Elaborately, you will crunch into sightlessness,
eating tin, slumping in cathedrals of medical plastic.
While we think our frontiers prove impermeable
to cancer, dark wallets, the eventual pang
when roses taste of vinegar.
By then we will have asked our graying selves what
have we left to rant? Which our patrimony?
(Our ears will be snorting anesthesia,
our tongues drooling for stone.)
Fair warning: won’t be fun untangling the stiff hair of silence,
nor these rank gardens in their safe-boxes!

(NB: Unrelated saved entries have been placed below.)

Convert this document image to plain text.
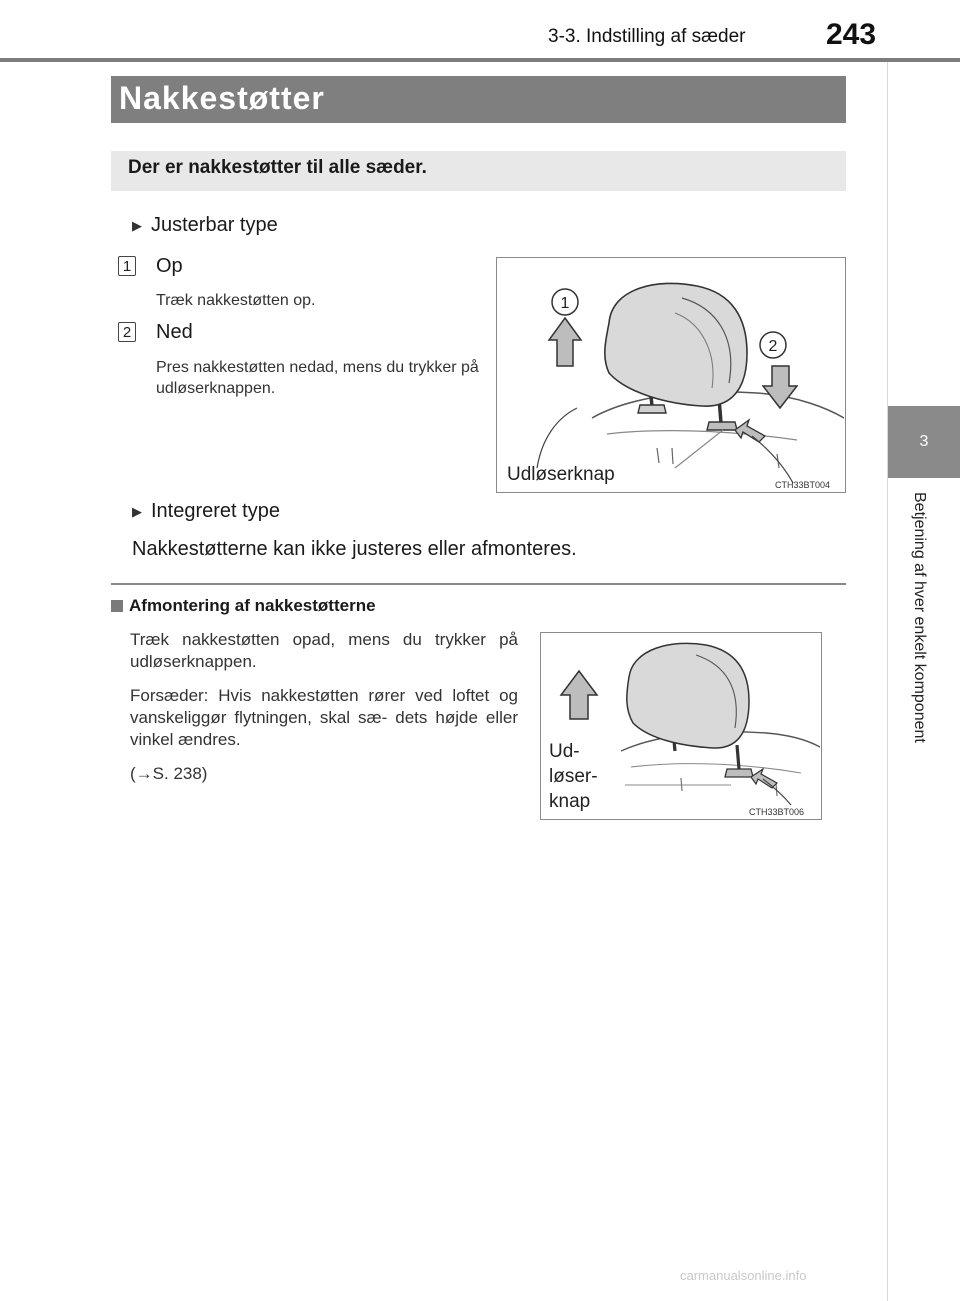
3-3. Indstilling af sæder	243
3
Betjening af hver enkelt komponent
Nakkestøtter
Der er nakkestøtter til alle sæder.
▶ Justerbar type
1 Op
Træk nakkestøtten op.
2 Ned
Pres nakkestøtten nedad, mens du trykker på udløserknappen.
1
2
Udløserknap	CTH33BT004
▶ Integreret type
Nakkestøtterne kan ikke justeres eller afmonteres.
Afmontering af nakkestøtterne
Træk nakkestøtten opad, mens du trykker på udløserknappen.
Forsæder: Hvis nakkestøtten rører ved loftet og vanskeliggør flytningen, skal sæ- dets højde eller vinkel ændres.
(→S. 238)
Ud-
løser-
knap	CTH33BT006
carmanualsonline.info
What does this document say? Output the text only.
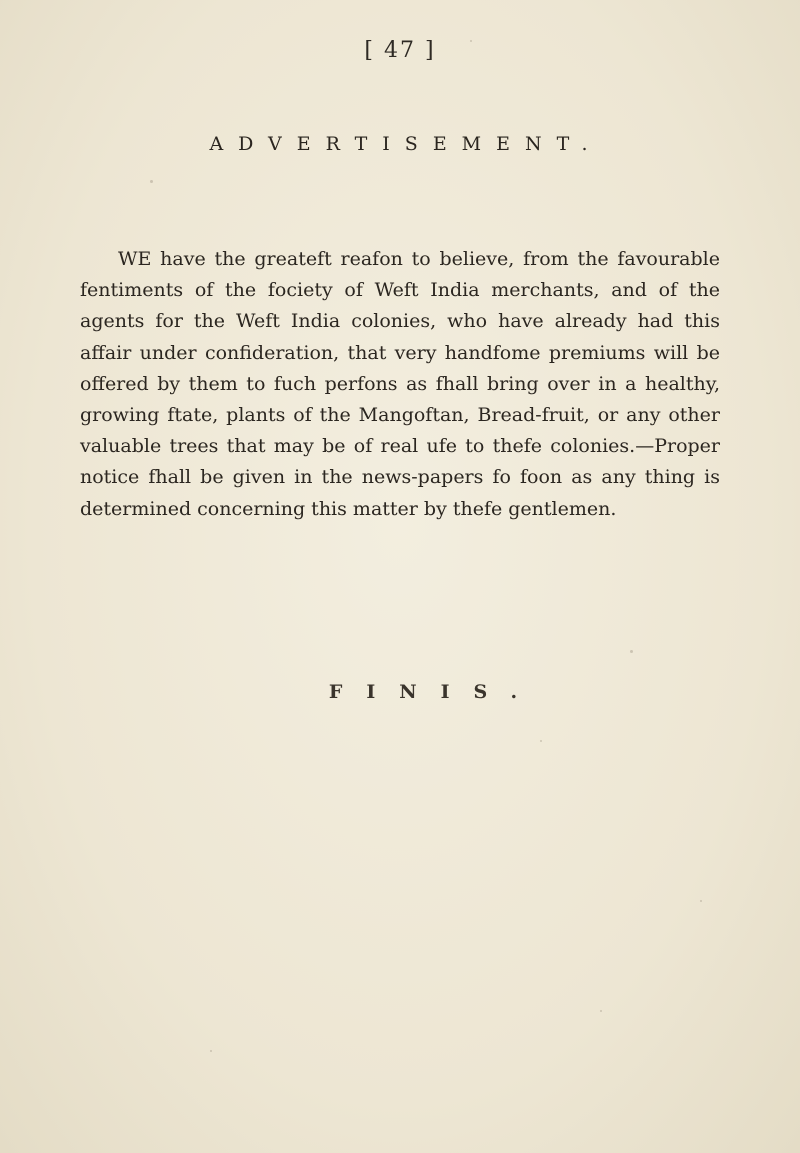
[ 47 ]
ADVERTISEMENT.
WE have the greateft reafon to believe, from the favourable fentiments of the fociety of Weft India merchants, and of the agents for the Weft India colonies, who have already had this affair under confideration, that very handfome premiums will be offered by them to fuch perfons as fhall bring over in a healthy, growing ftate, plants of the Mangoftan, Bread-fruit, or any other valuable trees that may be of real ufe to thefe colonies.—Proper notice fhall be given in the news-papers fo foon as any thing is determined concerning this matter by thefe gentlemen.
FINIS.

Anthony Seidman is a poet translator from Los Angeles who lived for years in Ciudad Juárez, Mexico, where he commenced translating poets from the border region. Currently, he divides his time between L.A. and Mexicali, Mexico. He is the author of I Will Not Be a Butcher for the Wealthy and A Sleepless Man Sits Up In Bed (Eyewear Publishing), Where Thirsts Intersect (The Bitter Oleander), Smooth Talking Dog (Phoneme Media), translations from the Spanish of Roberto Castillo Udiarte, and Luna Park (Cardboard House Press), a translation of Luis Cardoza y Aragón. Seidman's poetry, articles, fiction, and translations have appeared recently in Huizache, Newsweek en español, Poetry International, World Literature Today, Poets & Writers, Ambit, Modern Poetry In Translation, and The Ecopoetry Anthology (Trinity University Press), Asymmetries: Contemporary Peruvian Poetry (Cardboard House Press), The California Prose Directory (Outpost 19), and Ni Una Más: Poemas por Ciudad Juárez (Amagord Ediciones).